A diagnostic process used in routine eye exams could hold a key to early stage detection and long-term monitoring of subclinical and clinical traumatic brain injury.

The Leonard Wood Institute awarded a $383,837 grant to the UMKC School of Medicine to explore the use of microperimetry to detect changes in visual function that are the result of traumatic brain injury. The project’s principal investigator is Peter Koulen, Ph.D., director of basic research at the UMKC School of Medicine’s Vision Research Center in the Department of Ophthalmology.

Microperimetry measures the light sensitivity of the central retina. It is currently used in ophthalmology to identify damage to the retina and vision loss due to eye diseases.

“We’re not looking for treatments for traumatic brain injury. We’re looking for a quantitative method to detect the disease that tells the patient, your disease severity is a 9 out of 10 or a 2 out of 10,” Koulen said. “Being able to quantify the disease will help physicians to better evaluate their patients. And then, when there is a treatment, it will help evaluate the treatment as well.”

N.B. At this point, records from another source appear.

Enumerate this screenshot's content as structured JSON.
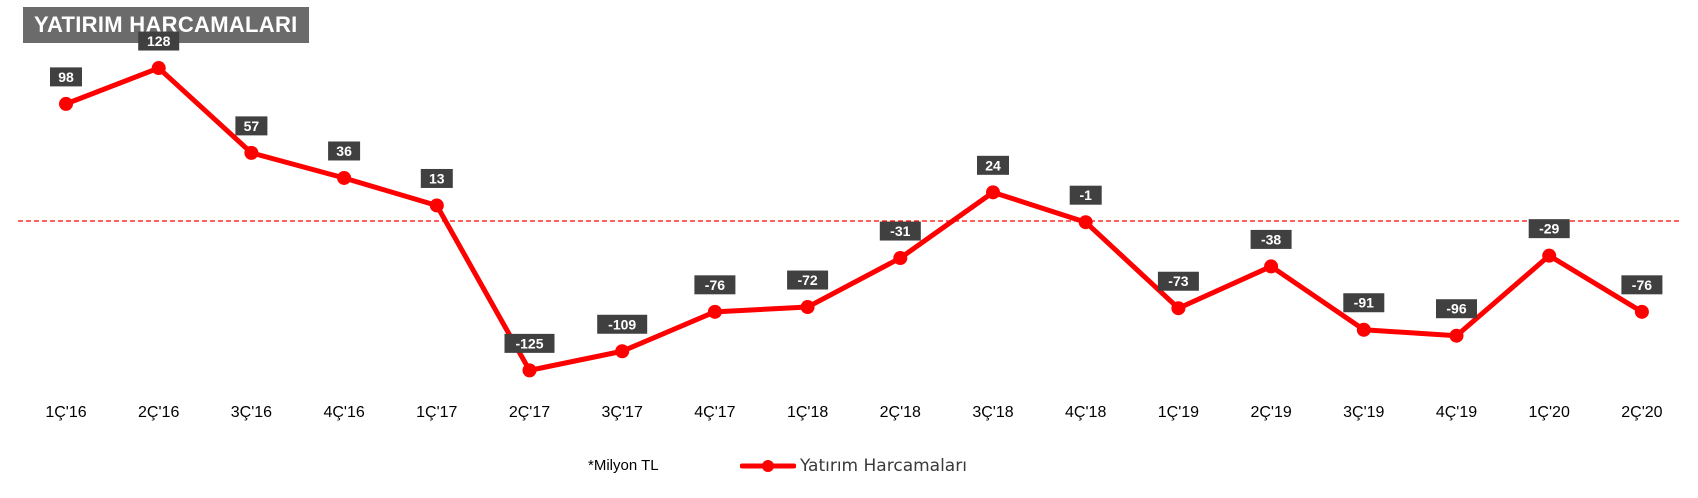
{
  "title": "YATIRIM HARCAMALARI",
  "note": "*Milyon TL",
  "colors": {
    "line": "#ff0000",
    "label_bg": "#404040",
    "title_bg": "#6b6b6b",
    "zero_line": "#ff0000"
  },
  "chart_data": {
    "type": "line",
    "title": "YATIRIM HARCAMALARI",
    "categories": [
      "1Ç'16",
      "2Ç'16",
      "3Ç'16",
      "4Ç'16",
      "1Ç'17",
      "2Ç'17",
      "3Ç'17",
      "4Ç'17",
      "1Ç'18",
      "2Ç'18",
      "3Ç'18",
      "4Ç'18",
      "1Ç'19",
      "2Ç'19",
      "3Ç'19",
      "4Ç'19",
      "1Ç'20",
      "2Ç'20"
    ],
    "series": [
      {
        "name": "Yatırım Harcamaları",
        "values": [
          98,
          128,
          57,
          36,
          13,
          -125,
          -109,
          -76,
          -72,
          -31,
          24,
          -1,
          -73,
          -38,
          -91,
          -96,
          -29,
          -76
        ]
      }
    ],
    "reference_line": 0,
    "grid": false,
    "legend_position": "bottom",
    "data_labels": true
  }
}
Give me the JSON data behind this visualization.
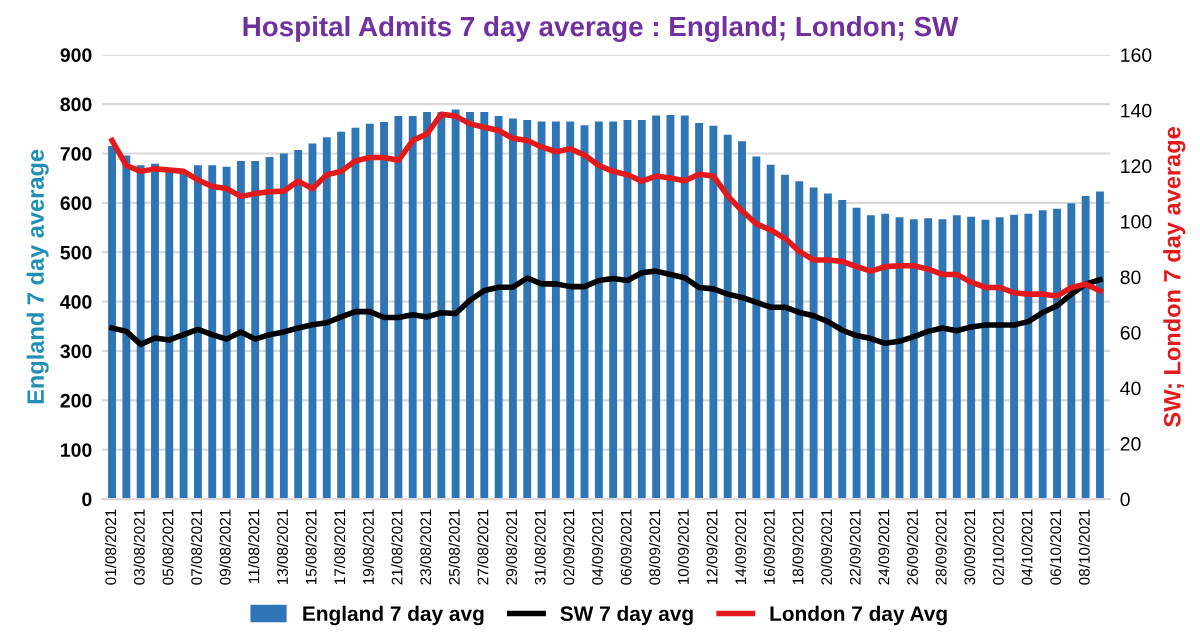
{
  "chart_data": {
    "type": "bar",
    "title": "Hospital Admits 7 day average : England; London; SW",
    "ylabel": "England 7 day average",
    "y2label": "SW; London 7 day average",
    "categories": [
      "01/08/2021",
      null,
      "03/08/2021",
      null,
      "05/08/2021",
      null,
      "07/08/2021",
      null,
      "09/08/2021",
      null,
      "11/08/2021",
      null,
      "13/08/2021",
      null,
      "15/08/2021",
      null,
      "17/08/2021",
      null,
      "19/08/2021",
      null,
      "21/08/2021",
      null,
      "23/08/2021",
      null,
      "25/08/2021",
      null,
      "27/08/2021",
      null,
      "29/08/2021",
      null,
      "31/08/2021",
      null,
      "02/09/2021",
      null,
      "04/09/2021",
      null,
      "06/09/2021",
      null,
      "08/09/2021",
      null,
      "10/09/2021",
      null,
      "12/09/2021",
      null,
      "14/09/2021",
      null,
      "16/09/2021",
      null,
      "18/09/2021",
      null,
      "20/09/2021",
      null,
      "22/09/2021",
      null,
      "24/09/2021",
      null,
      "26/09/2021",
      null,
      "28/09/2021",
      null,
      "30/09/2021",
      null,
      "02/10/2021",
      null,
      "04/10/2021",
      null,
      "06/10/2021",
      null,
      "08/10/2021",
      null
    ],
    "series": [
      {
        "name": "England 7 day avg",
        "color": "#2e75b6",
        "values": [
          715,
          696,
          676,
          679,
          664,
          664,
          676,
          676,
          673,
          685,
          685,
          693,
          700,
          707,
          720,
          733,
          744,
          752,
          760,
          764,
          776,
          776,
          784,
          784,
          789,
          784,
          784,
          776,
          771,
          768,
          765,
          765,
          765,
          757,
          765,
          765,
          768,
          768,
          777,
          778,
          777,
          762,
          756,
          738,
          725,
          694,
          677,
          657,
          644,
          631,
          619,
          606,
          590,
          575,
          578,
          571,
          567,
          569,
          567,
          575,
          572,
          566,
          571,
          576,
          578,
          585,
          588,
          599,
          614,
          623
        ]
      },
      {
        "name": "SW 7 day avg",
        "type": "line",
        "axis": "y2",
        "color": "#000000",
        "values": [
          61.6,
          60.4,
          55.7,
          58,
          57.3,
          59.2,
          61.1,
          59.2,
          57.6,
          60.2,
          57.6,
          59.2,
          60.2,
          61.6,
          62.8,
          63.5,
          65.6,
          67.5,
          67.5,
          65.4,
          65.4,
          66.4,
          65.6,
          67.1,
          66.8,
          71.6,
          75.1,
          76.3,
          76.3,
          79.6,
          77.5,
          77.5,
          76.5,
          76.5,
          78.7,
          79.4,
          78.7,
          81.5,
          82.1,
          80.9,
          79.7,
          76.2,
          75.7,
          73.8,
          72.6,
          70.8,
          69.1,
          69.1,
          67.2,
          66,
          63.9,
          60.8,
          58.9,
          57.8,
          56.1,
          56.8,
          58.5,
          60.4,
          61.6,
          60.6,
          62,
          62.7,
          62.7,
          62.7,
          63.9,
          67.2,
          69.6,
          73.8,
          77.4,
          79
        ]
      },
      {
        "name": "London 7 day Avg",
        "type": "line",
        "axis": "y2",
        "color": "#e31a1c",
        "values": [
          129.1,
          120.1,
          118,
          118.9,
          118.5,
          118,
          114.9,
          112.6,
          111.8,
          109,
          110,
          110.7,
          110.9,
          114.5,
          111.8,
          116.8,
          118,
          121.8,
          123,
          123,
          122,
          129.1,
          131.5,
          138.6,
          137.9,
          135.1,
          133.9,
          132.7,
          129.9,
          129.1,
          126.8,
          125.1,
          126.1,
          123.9,
          120.1,
          118,
          116.8,
          114.5,
          116.3,
          115.6,
          114.6,
          117,
          116.3,
          109.2,
          103.8,
          99.1,
          96.9,
          93.9,
          89.2,
          86.1,
          86.1,
          85.6,
          83.7,
          82.1,
          83.7,
          84,
          84,
          82.8,
          80.9,
          80.9,
          78.1,
          76.2,
          76.2,
          74.3,
          73.8,
          73.8,
          73.1,
          76.2,
          77.4,
          75
        ]
      }
    ],
    "ylim": [
      0,
      900
    ],
    "yticks": [
      0,
      100,
      200,
      300,
      400,
      500,
      600,
      700,
      800,
      900
    ],
    "y2lim": [
      0,
      160
    ],
    "y2ticks": [
      0,
      20,
      40,
      60,
      80,
      100,
      120,
      140,
      160
    ],
    "grid": "y",
    "legend": "bottom"
  }
}
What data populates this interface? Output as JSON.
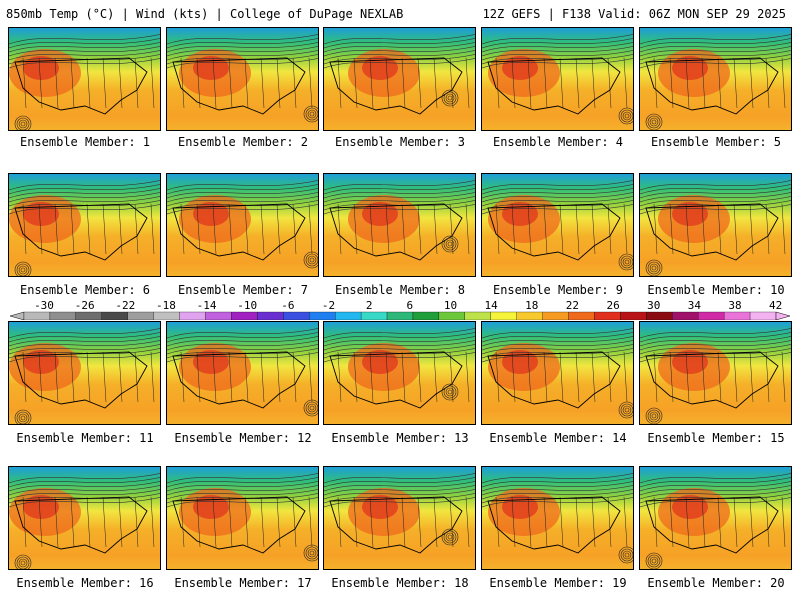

Interventions to prevent or stop traumatic brain injuries are most effective early in the disease, but are not possible without reliable and easily repeatable early stage identification and diagnosis.

Current tests to conclusively show subclinical, or non-recognizable, forms of traumatic brain injury and the degree of acute and long-term damage are typically costly and often imprecise without accurate baseline data.

Using the microperimetry technology, Koulen’s research will sample mild to moderately concussed patients, subclinical traumatic brain injury and non-concussed patients to achieve a baseline. That data will then be used to create a defined number of quantitative parameters and produce a specific fingerprint of functional changes in vision that allow the researcher to optimally perform early stage detection, grading and long-term monitoring of subclinical and clinical traumatic brain injury.

Koulen said the UMKC School of Medicine’s Department of Ophthalmology and its Vision Research Center are uniquely positioned to conduct research on the new diagnostic technique because their faculty includes nationally recognized experts in the retina and neuro-ophthalmology sub-specialties.

If successful, the technology will ultimately enable diagnosis without invasive or subjective measures and will likely also enable an assessment of the severity and long-term impairment resulting from traumatic brain injury.

“Our technology will address this urgent clinical need,” Koulen said.